Most of Behind Closed Doors was plotted in hospital waiting rooms. My study is silent, apart from the sounds of snoring pugs, and overlooks a surprisingly cheerful Swiss graveyard. Writing in solitude is preferable as I act out a lot of my dialogue/violence for authenticity. Music is intrusive when I’m actually getting words on paper, so my musician husband composes in the cellar while I write in the attic. That way his sounds don’t influence my stories and he can concentrate on his keyboard without the sight of me attempting to stab myself.
How long does it take you to write a novel? Tell us a little about the process.
Research – on average, six months. Plotting – another month or two. First draft – three months. Redrafting – four to six months. But all these phases overlap and interact and work in tandem, so I can now create something rough yet ready to share with the Triskele team in about a year. Then the fun starts – editing.
Authors know strange little details about their characters. Can you tell us something no one else knows about the main protagonist of your novels, Beatrice Stubbs? What about the other main characters in your books, do they have secrets you could share with us?

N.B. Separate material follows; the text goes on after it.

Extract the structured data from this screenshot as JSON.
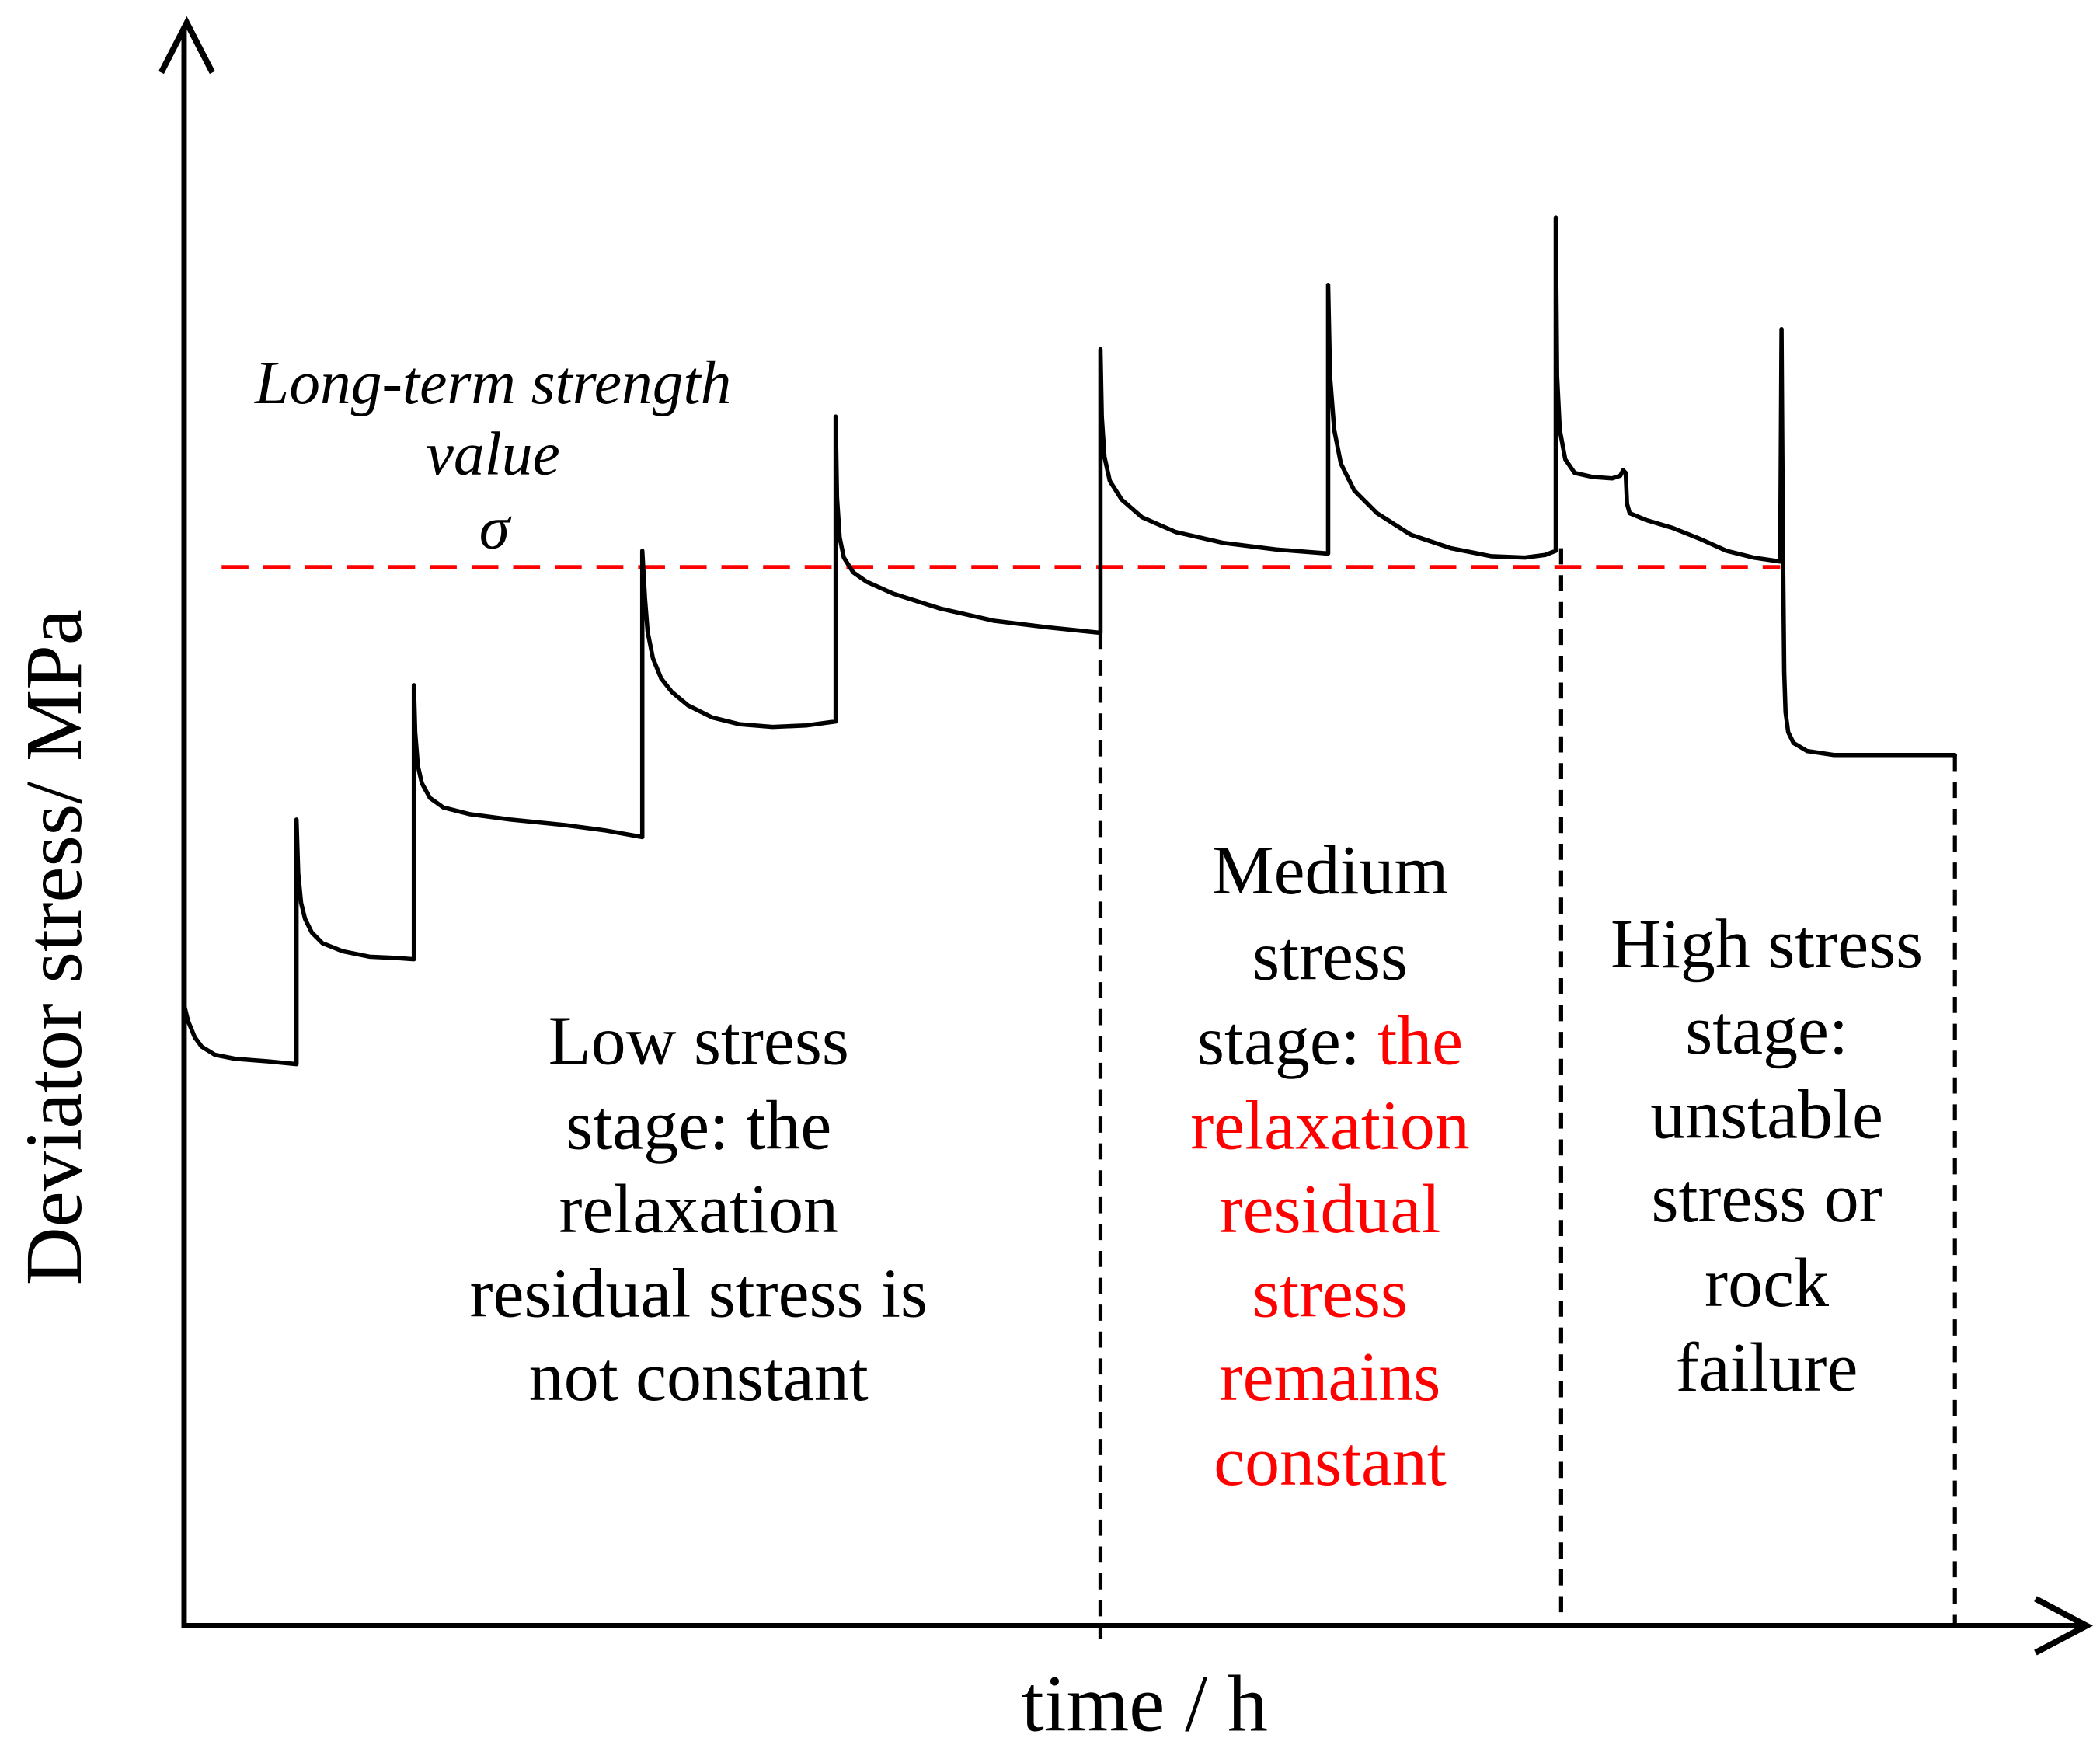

That is the most interesting question I’ve ever been asked and the toughest to answer.
You’re right, there’s so much more to these characters than ever makes the page. I’ll have to dissemble as I don’t know how much of the iceberg I’ll need to reveal in the final book. What I will say is that Beatrice is an emotional hedgehog, fighting an inner pigdog, with the appetites of a truffle hog, and dependent on sheepdogs.
There is one detail about Adrian I can spill. As well as being a wine merchant, gay chorister and gourmet cook, he has a private passion for Welsh male voices reading poetry, especially Richard Burton and Anthony Hopkins.
Which one of your books was the quickest to write? And how long did it take?
Tread Softly and Human Rites (Books 3 and 5) slipped onto the page like shucked oysters. Neither novel took more than eighteen months. As I progress through the series, the characters have become so real to me, I sometimes wonder who’s in charge.
Those two books also include some of the most popular minor characters and vivid locations. All the research into Spanish wines for Tread Softly was probably the most fun I’ve ever had researching a novel.
Human Rites includes my first attempt at writing children and animals, which I approached with trepidation, but in fact the hardest thing about that one was finding a title.
How many more books in the Beatrice Stubbs series are you planning to publish, and when can we expect the next one?
One more. I will publish as-yet-untitled in November 2016 and it will be Beatrice’s swansong. There’s no question of killing her off as I may want to bring her back someday. She is going to retire and grow courgettes while I explore other genres. Let’s put it this way, I will always love her, but we’re on a break.
So there you have it, ladies and gentlemen. I am most saddened that it’s going to be the end of the road (for now!) for Beatrice Stubbs, but pleased that there’s going to be one more book. Of course, I cannot wait to see what JJ Marsh will serve up next!
She is a founder member of Triskele Books, co-editor of The Woolf Quarterly, a regular columnist for Words with JAM and a reviewer for Bookmuse. Originally from Wales, she now lives in Switzerland with her husband and dogs. In an attic overlooking a cemetery, she writes crime.